Strategic Gaussian Signaling under Linear Sensitivity Mismatch
Hassan Munif, Vineeth Satheeskumar Varma, Samson Lasaulce

TL;DR
This paper studies Gaussian signaling games with linear sensitivity mismatch, deriving equilibrium structures and thresholds for informative communication in noiseless and noisy channels.
Contribution
It introduces a novel analysis of Stackelberg Gaussian signaling with sensitivity mismatch, providing spectral characterizations and thresholds for communication viability.
Findings
Equilibrium in noiseless case characterized by eigenspaces of the mismatch matrix.
Communication collapses when sensitivity mismatch or cost exceeds certain thresholds.
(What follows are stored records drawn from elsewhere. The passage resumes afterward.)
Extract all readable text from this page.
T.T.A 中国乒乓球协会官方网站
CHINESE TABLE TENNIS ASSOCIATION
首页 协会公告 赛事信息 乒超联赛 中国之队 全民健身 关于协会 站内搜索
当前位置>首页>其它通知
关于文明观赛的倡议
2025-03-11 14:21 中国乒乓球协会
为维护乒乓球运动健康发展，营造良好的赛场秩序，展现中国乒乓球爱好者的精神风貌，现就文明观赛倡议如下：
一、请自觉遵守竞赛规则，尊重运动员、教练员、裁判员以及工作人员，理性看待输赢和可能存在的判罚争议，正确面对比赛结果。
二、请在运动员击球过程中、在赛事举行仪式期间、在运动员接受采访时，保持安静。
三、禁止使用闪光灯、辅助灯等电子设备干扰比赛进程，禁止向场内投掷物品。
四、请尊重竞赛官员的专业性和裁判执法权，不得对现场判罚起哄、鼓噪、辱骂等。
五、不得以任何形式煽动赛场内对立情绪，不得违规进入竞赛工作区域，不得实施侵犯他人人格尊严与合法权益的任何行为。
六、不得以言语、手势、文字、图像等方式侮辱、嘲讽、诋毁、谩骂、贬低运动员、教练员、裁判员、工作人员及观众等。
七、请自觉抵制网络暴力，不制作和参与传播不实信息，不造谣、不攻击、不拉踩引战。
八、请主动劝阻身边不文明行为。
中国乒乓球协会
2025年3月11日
Analytical thresholds for informative signaling in noisy channels derived.
Abstract
We analyze Stackelberg Gaussian signaling games where the encoder and decoder have a linear sensitivity mismatch. Unlike the standard additive-bias model, a sensitivity mismatch means the encoder prefers the decoder to track a linear transformation of the state rather than a shifted one. We derive the equilibrium structure for both noiseless (cheap-talk) and noisy signaling channels. In the noiseless case, the equilibrium admits a spectral characterization: the encoder transmits information only along eigenspaces associated with the negative eigenvalues of a mismatch matrix. In the noisy regime, we derive analytical thresholds for informative signaling, showing that communication collapses if the sensitivity mismatch or transmission cost exceeds a channel-dependent threshold.